Leo co-founded SHI International Corp., an enterprise software company headquartered in Somerset, New Jersey with his ex-wife Thai Lee. He also invested in luxury hotel development in Shanghai's Xintiandi district through his shares in Shui On Land.

Leo is known in Mainland China for his philanthropic activities to a number of top universities. In 2008, Leo donated $30 million to Shanghai Jiao Tong University, which renamed its law school after him. He also donated $28 million to Peking University, which named one of its law school buildings after him. He endowed scholarships at Peking University and was named an honorary trustee. He was a donor to Tsinghua University, which named the new Tsinghua University Law Library after him. He also made a $12.5 million donation to Fudan University, which named its law building after him.

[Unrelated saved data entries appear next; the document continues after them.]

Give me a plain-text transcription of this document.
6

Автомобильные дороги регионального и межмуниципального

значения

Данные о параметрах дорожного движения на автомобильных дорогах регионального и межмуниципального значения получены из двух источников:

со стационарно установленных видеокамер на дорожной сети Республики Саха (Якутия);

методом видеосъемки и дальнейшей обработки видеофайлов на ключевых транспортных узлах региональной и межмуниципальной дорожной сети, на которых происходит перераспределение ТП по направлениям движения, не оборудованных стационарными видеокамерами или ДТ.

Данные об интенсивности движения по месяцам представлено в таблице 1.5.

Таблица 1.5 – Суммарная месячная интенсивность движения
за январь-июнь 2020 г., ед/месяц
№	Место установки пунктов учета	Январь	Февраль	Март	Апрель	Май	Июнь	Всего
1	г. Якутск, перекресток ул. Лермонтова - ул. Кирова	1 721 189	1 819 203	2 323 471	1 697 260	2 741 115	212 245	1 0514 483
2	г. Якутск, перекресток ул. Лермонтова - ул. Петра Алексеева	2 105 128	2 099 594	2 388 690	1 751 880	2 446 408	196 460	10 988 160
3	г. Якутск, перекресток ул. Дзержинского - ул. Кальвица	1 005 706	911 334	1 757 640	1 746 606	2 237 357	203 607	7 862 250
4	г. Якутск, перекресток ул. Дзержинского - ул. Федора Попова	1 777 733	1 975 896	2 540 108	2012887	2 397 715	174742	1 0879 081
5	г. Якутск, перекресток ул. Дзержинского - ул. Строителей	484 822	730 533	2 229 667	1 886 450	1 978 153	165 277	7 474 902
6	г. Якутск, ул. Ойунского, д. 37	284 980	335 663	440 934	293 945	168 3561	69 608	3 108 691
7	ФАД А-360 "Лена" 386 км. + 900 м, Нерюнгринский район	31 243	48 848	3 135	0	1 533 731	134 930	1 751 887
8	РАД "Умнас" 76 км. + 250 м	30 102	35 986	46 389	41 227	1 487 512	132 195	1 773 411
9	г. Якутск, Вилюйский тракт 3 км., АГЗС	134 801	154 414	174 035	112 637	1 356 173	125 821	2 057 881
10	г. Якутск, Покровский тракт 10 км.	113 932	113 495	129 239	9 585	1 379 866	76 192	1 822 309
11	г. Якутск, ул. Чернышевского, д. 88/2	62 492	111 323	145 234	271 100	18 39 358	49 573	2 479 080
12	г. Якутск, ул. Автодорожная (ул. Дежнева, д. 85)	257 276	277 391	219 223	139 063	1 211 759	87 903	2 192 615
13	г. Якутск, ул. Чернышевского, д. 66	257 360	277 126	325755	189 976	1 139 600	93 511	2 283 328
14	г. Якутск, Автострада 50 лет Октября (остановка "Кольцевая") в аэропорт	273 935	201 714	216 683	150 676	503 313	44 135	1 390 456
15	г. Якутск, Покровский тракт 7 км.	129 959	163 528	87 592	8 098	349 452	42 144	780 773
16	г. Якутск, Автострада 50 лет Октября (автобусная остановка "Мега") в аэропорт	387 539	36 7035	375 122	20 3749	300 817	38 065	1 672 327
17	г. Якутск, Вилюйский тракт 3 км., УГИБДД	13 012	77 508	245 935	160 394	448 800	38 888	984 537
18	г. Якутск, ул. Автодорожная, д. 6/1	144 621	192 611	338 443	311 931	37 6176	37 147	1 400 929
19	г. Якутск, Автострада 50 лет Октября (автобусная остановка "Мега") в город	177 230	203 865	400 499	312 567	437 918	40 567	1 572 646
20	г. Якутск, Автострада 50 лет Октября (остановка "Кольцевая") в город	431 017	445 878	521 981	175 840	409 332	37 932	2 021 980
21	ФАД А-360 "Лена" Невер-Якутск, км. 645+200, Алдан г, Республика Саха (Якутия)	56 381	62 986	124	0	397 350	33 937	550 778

Initially a retail investor, Leo picked up stock trading in 2019 and amassed a fortune through his position in Tesla. He was the company's third largest individual shareholder, behind Elon Musk and Larry Ellison, until December 2024, when Leo began reducing Tesla shares.

== Personal life ==
In 1989, Leo Koguan married Thai Lee, who is now the president and CEO of SHI International. They divorced in 2002.

Leo lives in Singapore. In October 2020, he paid for Singapore's largest penthouse, Guoco Tower's Wallich Residence, from British inventor and billionaire entrepreneur Sir James Dyson.

As of May 2024, Leo had a net worth of $6 billion, according to Forbes.